By Billy on Jun 27, 2008 at 3:58 pm
THE WORST THING WE HAD TO BATTLE WAS THE RAIN. IF IT WASN’T FOR THAT, IT WOULD HAVE BEEN A PIECE OF CAKE. I WAS A MEDIC AND THE WOUNDED WOULD PILE UP BOGGED DOWN WITH THE MUD.
SUPPLIES HAD TO BE HAND CARRIED TO THE FRONT, WHEREVER THAT WAS. THE ELEMENTS SUPERCEDED THE JAPANESE AS THE PRIMARY ENEMY AND LENGTHENED THE OPERATION. THIS NOT BEING ENOUGH, WE HAD TO STRUGGLE WITH A TYPHOON THAT RAISED HELL WITH THE NAVAL TASK FORCE IN BUCKNER BAY.
By PETER VARDILOS on Aug 19, 2008 at 7:23 pm
Because of western ethnocentrism, I think the second sino Japanese war had been forgotten.
Because the Russian-German conflict was officially classified as the Eastern Front of world war two, the second Sino-Japanese war would inevitably be relegated to the Pacific war. Now here’s where things get interesting.

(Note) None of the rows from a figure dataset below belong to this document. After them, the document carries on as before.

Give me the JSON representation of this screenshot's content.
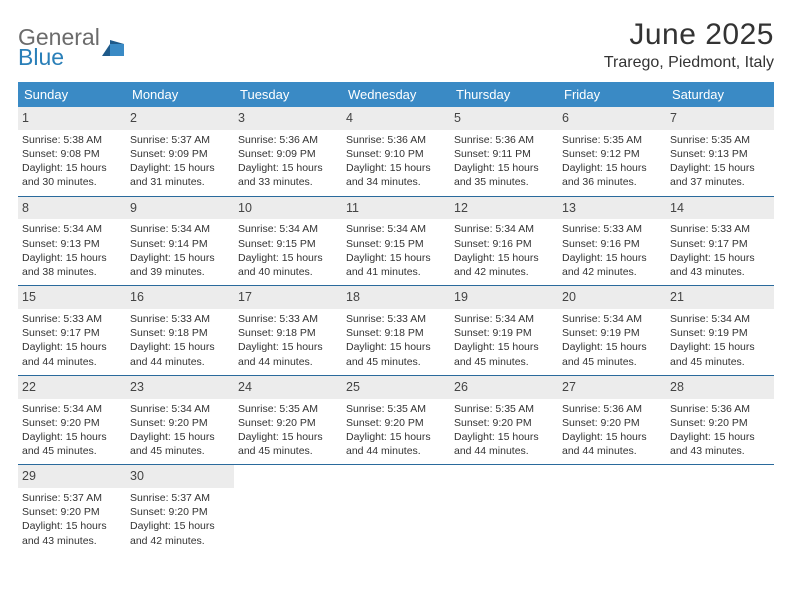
{
  "logo": {
    "text_gray": "General",
    "text_blue": "Blue"
  },
  "header": {
    "title": "June 2025",
    "location": "Trarego, Piedmont, Italy"
  },
  "colors": {
    "header_bg": "#3a8ac5",
    "row_border": "#2a6a9c",
    "daynum_bg": "#ececec"
  },
  "weekdays": [
    "Sunday",
    "Monday",
    "Tuesday",
    "Wednesday",
    "Thursday",
    "Friday",
    "Saturday"
  ],
  "weeks": [
    [
      {
        "day": "1",
        "sunrise": "5:38 AM",
        "sunset": "9:08 PM",
        "daylight": "15 hours and 30 minutes."
      },
      {
        "day": "2",
        "sunrise": "5:37 AM",
        "sunset": "9:09 PM",
        "daylight": "15 hours and 31 minutes."
      },
      {
        "day": "3",
        "sunrise": "5:36 AM",
        "sunset": "9:09 PM",
        "daylight": "15 hours and 33 minutes."
      },
      {
        "day": "4",
        "sunrise": "5:36 AM",
        "sunset": "9:10 PM",
        "daylight": "15 hours and 34 minutes."
      },
      {
        "day": "5",
        "sunrise": "5:36 AM",
        "sunset": "9:11 PM",
        "daylight": "15 hours and 35 minutes."
      },
      {
        "day": "6",
        "sunrise": "5:35 AM",
        "sunset": "9:12 PM",
        "daylight": "15 hours and 36 minutes."
      },
      {
        "day": "7",
        "sunrise": "5:35 AM",
        "sunset": "9:13 PM",
        "daylight": "15 hours and 37 minutes."
      }
    ],
    [
      {
        "day": "8",
        "sunrise": "5:34 AM",
        "sunset": "9:13 PM",
        "daylight": "15 hours and 38 minutes."
      },
      {
        "day": "9",
        "sunrise": "5:34 AM",
        "sunset": "9:14 PM",
        "daylight": "15 hours and 39 minutes."
      },
      {
        "day": "10",
        "sunrise": "5:34 AM",
        "sunset": "9:15 PM",
        "daylight": "15 hours and 40 minutes."
      },
      {
        "day": "11",
        "sunrise": "5:34 AM",
        "sunset": "9:15 PM",
        "daylight": "15 hours and 41 minutes."
      },
      {
        "day": "12",
        "sunrise": "5:34 AM",
        "sunset": "9:16 PM",
        "daylight": "15 hours and 42 minutes."
      },
      {
        "day": "13",
        "sunrise": "5:33 AM",
        "sunset": "9:16 PM",
        "daylight": "15 hours and 42 minutes."
      },
      {
        "day": "14",
        "sunrise": "5:33 AM",
        "sunset": "9:17 PM",
        "daylight": "15 hours and 43 minutes."
      }
    ],
    [
      {
        "day": "15",
        "sunrise": "5:33 AM",
        "sunset": "9:17 PM",
        "daylight": "15 hours and 44 minutes."
      },
      {
        "day": "16",
        "sunrise": "5:33 AM",
        "sunset": "9:18 PM",
        "daylight": "15 hours and 44 minutes."
      },
      {
        "day": "17",
        "sunrise": "5:33 AM",
        "sunset": "9:18 PM",
        "daylight": "15 hours and 44 minutes."
      },
      {
        "day": "18",
        "sunrise": "5:33 AM",
        "sunset": "9:18 PM",
        "daylight": "15 hours and 45 minutes."
      },
      {
        "day": "19",
        "sunrise": "5:34 AM",
        "sunset": "9:19 PM",
        "daylight": "15 hours and 45 minutes."
      },
      {
        "day": "20",
        "sunrise": "5:34 AM",
        "sunset": "9:19 PM",
        "daylight": "15 hours and 45 minutes."
      },
      {
        "day": "21",
        "sunrise": "5:34 AM",
        "sunset": "9:19 PM",
        "daylight": "15 hours and 45 minutes."
      }
    ],
    [
      {
        "day": "22",
        "sunrise": "5:34 AM",
        "sunset": "9:20 PM",
        "daylight": "15 hours and 45 minutes."
      },
      {
        "day": "23",
        "sunrise": "5:34 AM",
        "sunset": "9:20 PM",
        "daylight": "15 hours and 45 minutes."
      },
      {
        "day": "24",
        "sunrise": "5:35 AM",
        "sunset": "9:20 PM",
        "daylight": "15 hours and 45 minutes."
      },
      {
        "day": "25",
        "sunrise": "5:35 AM",
        "sunset": "9:20 PM",
        "daylight": "15 hours and 44 minutes."
      },
      {
        "day": "26",
        "sunrise": "5:35 AM",
        "sunset": "9:20 PM",
        "daylight": "15 hours and 44 minutes."
      },
      {
        "day": "27",
        "sunrise": "5:36 AM",
        "sunset": "9:20 PM",
        "daylight": "15 hours and 44 minutes."
      },
      {
        "day": "28",
        "sunrise": "5:36 AM",
        "sunset": "9:20 PM",
        "daylight": "15 hours and 43 minutes."
      }
    ],
    [
      {
        "day": "29",
        "sunrise": "5:37 AM",
        "sunset": "9:20 PM",
        "daylight": "15 hours and 43 minutes."
      },
      {
        "day": "30",
        "sunrise": "5:37 AM",
        "sunset": "9:20 PM",
        "daylight": "15 hours and 42 minutes."
      },
      null,
      null,
      null,
      null,
      null
    ]
  ],
  "labels": {
    "sunrise": "Sunrise:",
    "sunset": "Sunset:",
    "daylight": "Daylight:"
  }
}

Okinawa wasn’t the bloodiest battle of the Pacific War, not by far, even if you forget everything but the American-Japanese battles. The Phillipines recapture by the US was far bloodier, some four hundred thousand would be casualties. In te actual Pacific front in it’s complete theater, China would account for some 16 million deaths, of which perhaps two and a half million are counted as military deaths, not even casualties. There are several that are much bloodier than Okinawa. Nanjing, Wuhan, Shanghai, etc etc. I know you guys may not care for this, but I do, so I’d feel better if you’d at least acknowledge the possibility of this. Thanks
By Zhanran Wen on Jan 20, 2009 at 3:58 pm
Regarding Mr Wen’s comments.
As far as I know, China was not part of the Pacific Theater for the American Military but was the China India Burma Theater, totally different.
I believe that this “bloodiest battle” also also refers to combatants fighting each other, not civilian casualities ie Manila or Nanjing.
China sufferered horrendeous civilian casualited at the hands of theJapanese, up to 20 million, but nearly as many died as did Chinese under Mao.